Consider $A \in \mathcal{F}_k$, we need to show that $\mathbb{E}[\chi_A \cdot M_k] = \mathbb{E}[\chi_A \cdot M_{k+1}]$.

Consider $\tau = k + \chi_{A}$, this is clearly a stopping time.
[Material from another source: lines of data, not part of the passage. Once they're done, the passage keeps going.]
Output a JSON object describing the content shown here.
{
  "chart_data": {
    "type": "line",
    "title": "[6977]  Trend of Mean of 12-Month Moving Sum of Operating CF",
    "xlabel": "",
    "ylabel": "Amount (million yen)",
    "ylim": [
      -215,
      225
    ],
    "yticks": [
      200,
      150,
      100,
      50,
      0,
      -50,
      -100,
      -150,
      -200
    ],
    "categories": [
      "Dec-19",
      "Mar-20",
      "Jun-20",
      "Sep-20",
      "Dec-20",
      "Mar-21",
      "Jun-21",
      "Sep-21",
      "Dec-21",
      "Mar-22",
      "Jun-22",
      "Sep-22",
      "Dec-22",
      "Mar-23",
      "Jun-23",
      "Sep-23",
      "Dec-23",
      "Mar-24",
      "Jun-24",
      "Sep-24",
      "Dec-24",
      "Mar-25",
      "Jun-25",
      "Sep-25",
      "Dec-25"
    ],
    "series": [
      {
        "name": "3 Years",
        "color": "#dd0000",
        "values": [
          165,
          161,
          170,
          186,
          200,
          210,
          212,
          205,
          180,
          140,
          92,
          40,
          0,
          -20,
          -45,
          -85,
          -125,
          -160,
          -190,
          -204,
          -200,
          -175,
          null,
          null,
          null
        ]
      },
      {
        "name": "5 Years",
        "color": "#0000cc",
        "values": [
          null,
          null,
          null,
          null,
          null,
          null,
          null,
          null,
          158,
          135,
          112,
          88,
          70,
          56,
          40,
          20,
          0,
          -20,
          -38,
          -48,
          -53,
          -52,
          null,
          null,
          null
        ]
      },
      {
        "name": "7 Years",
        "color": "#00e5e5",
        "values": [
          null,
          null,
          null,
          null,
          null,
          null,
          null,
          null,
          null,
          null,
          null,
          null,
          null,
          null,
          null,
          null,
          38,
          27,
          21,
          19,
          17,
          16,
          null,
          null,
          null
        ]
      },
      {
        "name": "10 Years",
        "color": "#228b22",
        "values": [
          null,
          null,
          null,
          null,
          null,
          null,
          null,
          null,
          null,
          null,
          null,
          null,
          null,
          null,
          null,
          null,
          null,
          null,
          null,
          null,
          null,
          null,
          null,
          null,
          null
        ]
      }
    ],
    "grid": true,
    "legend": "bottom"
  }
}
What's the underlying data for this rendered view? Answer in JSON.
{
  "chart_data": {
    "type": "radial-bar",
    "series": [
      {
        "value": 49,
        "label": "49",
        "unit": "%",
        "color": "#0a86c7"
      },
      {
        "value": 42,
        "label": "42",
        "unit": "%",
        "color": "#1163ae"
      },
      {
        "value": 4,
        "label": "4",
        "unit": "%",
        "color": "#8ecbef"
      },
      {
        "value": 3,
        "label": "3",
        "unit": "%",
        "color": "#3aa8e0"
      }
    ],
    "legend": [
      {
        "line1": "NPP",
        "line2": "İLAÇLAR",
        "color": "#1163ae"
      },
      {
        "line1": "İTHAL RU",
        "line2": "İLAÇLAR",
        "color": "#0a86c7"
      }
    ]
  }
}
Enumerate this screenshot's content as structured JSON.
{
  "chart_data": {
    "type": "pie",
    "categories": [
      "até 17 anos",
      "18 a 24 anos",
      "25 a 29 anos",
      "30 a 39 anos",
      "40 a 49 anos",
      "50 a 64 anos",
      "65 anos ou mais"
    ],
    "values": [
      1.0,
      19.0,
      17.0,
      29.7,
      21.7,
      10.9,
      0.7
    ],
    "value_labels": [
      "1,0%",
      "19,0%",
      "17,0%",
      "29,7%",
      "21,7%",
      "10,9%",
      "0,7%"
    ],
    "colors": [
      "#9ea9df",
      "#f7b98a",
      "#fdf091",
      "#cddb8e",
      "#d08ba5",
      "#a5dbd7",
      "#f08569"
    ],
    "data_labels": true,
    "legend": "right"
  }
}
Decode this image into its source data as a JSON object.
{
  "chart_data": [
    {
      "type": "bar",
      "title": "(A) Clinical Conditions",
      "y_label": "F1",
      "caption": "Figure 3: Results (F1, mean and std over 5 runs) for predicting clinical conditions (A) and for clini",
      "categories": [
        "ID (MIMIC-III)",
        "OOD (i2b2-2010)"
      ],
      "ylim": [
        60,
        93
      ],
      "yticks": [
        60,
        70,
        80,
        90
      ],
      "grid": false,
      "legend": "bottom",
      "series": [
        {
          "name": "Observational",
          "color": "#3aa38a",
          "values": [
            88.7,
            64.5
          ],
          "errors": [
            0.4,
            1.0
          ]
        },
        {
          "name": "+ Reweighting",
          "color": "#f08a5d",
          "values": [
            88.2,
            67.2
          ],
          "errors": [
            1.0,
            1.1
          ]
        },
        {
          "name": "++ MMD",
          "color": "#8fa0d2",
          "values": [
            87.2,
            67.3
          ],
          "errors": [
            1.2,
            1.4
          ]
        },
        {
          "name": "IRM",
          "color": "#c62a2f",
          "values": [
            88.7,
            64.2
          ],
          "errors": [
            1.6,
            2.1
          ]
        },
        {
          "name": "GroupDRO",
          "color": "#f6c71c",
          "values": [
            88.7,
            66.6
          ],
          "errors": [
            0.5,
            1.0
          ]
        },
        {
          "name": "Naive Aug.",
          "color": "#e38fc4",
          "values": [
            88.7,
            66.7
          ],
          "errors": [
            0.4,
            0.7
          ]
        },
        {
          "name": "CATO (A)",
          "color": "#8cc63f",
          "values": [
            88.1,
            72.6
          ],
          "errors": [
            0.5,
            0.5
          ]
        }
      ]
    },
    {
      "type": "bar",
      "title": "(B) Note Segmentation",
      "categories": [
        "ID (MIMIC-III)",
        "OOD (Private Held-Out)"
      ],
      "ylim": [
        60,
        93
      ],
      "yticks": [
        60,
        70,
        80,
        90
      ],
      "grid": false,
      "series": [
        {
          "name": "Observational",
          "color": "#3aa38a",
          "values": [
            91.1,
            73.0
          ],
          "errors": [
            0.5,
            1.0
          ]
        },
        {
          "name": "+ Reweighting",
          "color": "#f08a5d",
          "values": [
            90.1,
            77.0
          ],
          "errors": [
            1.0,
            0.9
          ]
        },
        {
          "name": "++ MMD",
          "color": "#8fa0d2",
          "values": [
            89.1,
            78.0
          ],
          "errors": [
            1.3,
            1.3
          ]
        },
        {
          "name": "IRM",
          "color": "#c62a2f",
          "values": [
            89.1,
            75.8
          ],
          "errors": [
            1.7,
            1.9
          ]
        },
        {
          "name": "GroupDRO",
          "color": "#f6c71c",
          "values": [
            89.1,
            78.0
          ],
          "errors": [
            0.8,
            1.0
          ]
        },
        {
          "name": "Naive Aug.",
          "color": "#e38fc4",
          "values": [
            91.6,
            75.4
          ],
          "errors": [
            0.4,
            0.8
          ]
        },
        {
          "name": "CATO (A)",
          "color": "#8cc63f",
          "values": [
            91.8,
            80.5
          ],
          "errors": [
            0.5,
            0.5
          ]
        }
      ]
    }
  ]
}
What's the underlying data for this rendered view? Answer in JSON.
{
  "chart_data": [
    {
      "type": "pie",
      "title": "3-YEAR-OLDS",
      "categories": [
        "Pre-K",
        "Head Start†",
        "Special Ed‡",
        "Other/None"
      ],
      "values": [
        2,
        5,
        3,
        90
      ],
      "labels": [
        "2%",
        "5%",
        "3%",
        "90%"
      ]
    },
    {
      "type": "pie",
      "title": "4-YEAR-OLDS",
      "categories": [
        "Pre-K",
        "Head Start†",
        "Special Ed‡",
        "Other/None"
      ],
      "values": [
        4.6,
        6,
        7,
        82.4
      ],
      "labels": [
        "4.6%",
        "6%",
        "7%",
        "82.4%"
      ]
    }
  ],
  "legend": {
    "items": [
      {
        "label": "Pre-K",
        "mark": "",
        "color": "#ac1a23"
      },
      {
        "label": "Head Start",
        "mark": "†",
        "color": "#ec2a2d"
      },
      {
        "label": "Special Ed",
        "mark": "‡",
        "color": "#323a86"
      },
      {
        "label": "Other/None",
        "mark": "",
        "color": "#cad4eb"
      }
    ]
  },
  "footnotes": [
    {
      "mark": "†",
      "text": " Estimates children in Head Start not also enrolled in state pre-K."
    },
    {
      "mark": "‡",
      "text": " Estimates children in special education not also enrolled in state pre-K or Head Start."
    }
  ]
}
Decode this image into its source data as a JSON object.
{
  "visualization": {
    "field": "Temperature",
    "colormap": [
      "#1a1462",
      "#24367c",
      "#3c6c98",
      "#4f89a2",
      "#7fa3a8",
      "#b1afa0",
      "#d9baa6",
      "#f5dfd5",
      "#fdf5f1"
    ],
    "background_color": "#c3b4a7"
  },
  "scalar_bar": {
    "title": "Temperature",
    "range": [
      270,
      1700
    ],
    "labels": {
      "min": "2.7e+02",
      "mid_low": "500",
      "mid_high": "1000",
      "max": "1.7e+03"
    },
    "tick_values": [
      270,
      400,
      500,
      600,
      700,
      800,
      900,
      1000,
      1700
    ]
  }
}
Therefore $\mathbb{E}[M_\tau] = \mathbb{E}[M_0] = \mathbb{E}[M_k]$, i.e. $$ \mathbb{E}[M_k] = \mathbb{E}[M_k \chi_{A^c} + M_{k+1}\chi_A]$$ which implies our thesis.

Answer 2

This is some kind of variation of no-arbitrage principle.
So, for any $k<n$, we define the following time: $$\tau_k:= \begin{cases} k, & \text{if}\ M_{k} \ge \mathbb{E}(M_{k+1}|F_k) \\ k+1, & \text{other wise} \end{cases} $$ Clearly, $\tau_k$ is a stopping time.
On the other hand we have:
$$ \mathbb{E}(M_{k}) = \mathbb{E}(M_0)= \mathbb{E}( M_{n \wedge \tau_k})= \mathbb{E}( M_k \mathbb{1}_{\ M_{k} \ge \mathbb{E}(M_{k+1}|F_k)} +M_{k+1} \mathbb{1}_{\ M_{k} < \mathbb{E}(M_{k+1}|F_k)} ) $$ Which implies $\mathbb{P}( M_k < \mathbb{E}(M_{k+1}|F_k) )=0$ Vice versa, we have: $$\mathbb{P}( M_k > \mathbb{E}(M_{k+1}|F_k) )=0$$ Hence, $$ \mathbb{E}(M_{k+1}|F_k)= M_k$$ Thus, the conclusion.